Hi all,
I’m new to PyTorch and I’m using a CNN for classification. The input sample is 192*288, and there are 12 channels in each sample. So each input sample will be around 2MB. I noticed there are some discussions about load data lazily, so I tried the following dataset.
class FileDataset(Dataset):
def __init__(self):
super(FileDataset, self).__init__()
self.Path = 'test_dataset/whole/'
self.pos_files = os.listdir(self.Path+'positive')
self.p_files = [os.path.join(self.Path+'positive', i) for i in self.pos_files]

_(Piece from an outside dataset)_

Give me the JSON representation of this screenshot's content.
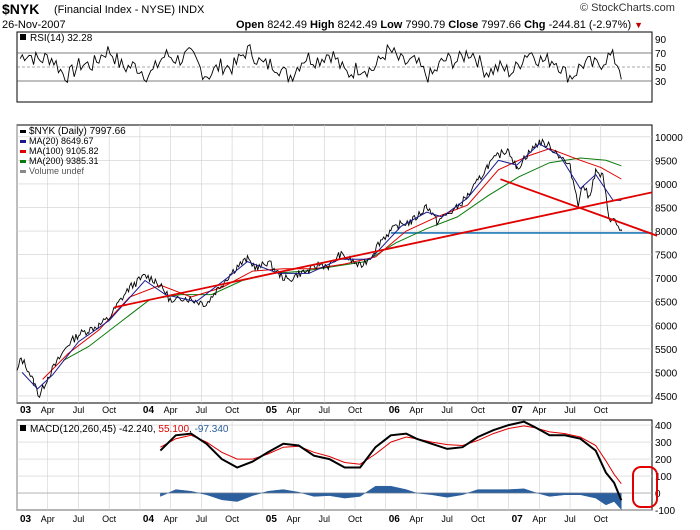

self.neg_files = os.listdir(self.Path + 'negative')
self.n_files = [os.path.join(self.Path + 'negative', i) for i in self.neg_files]
self.files = self.n_files+self.p_files
def __len__(self):
return len(self.files)
def __getitem__(self, item):
path = self.files[item]
x = np.load(path); # print(x.shape)
x_t = torch.from_numpy(x)
return x_t
The data loading speed in DataLoader is very slow. GPU and CPU usage are both low.
I have also tried memmap in NumPy and HDF5. Still, the speed is not acceptable. The code is something like the following.
class MmapDataset(Dataset):
def __init__(self, ens, train=True):
super(MmapDataset, self).__init__()
if train:
self.x = np.memmap('large_test'+ens, mode='r', shape=(9760, 12, 192, 288), dtype='float32')
self.y = np.load('data/classification/Q850_train_y'+ens+'.npy')
else:
self.x = np.memmap('large_test_val'+ens, mode='r', shape=(610, 12, 192, 288), dtype='float32')
self.y = np.load('data/classification/Q850_test_y' + ens + '.npy')
def __getitem__(self, item):
x = self.x[item]
x = torch.from_numpy(x)
y = self.y[item]
return x, y
def __len__(self):
return self.x.shape[0]
I tried to create a huge memmap file or hdf5 file, and create several smaller files and use ConcatDataset
. The results are similar.
Does anyone have any idea about the potential improvement?
Thanks in advance!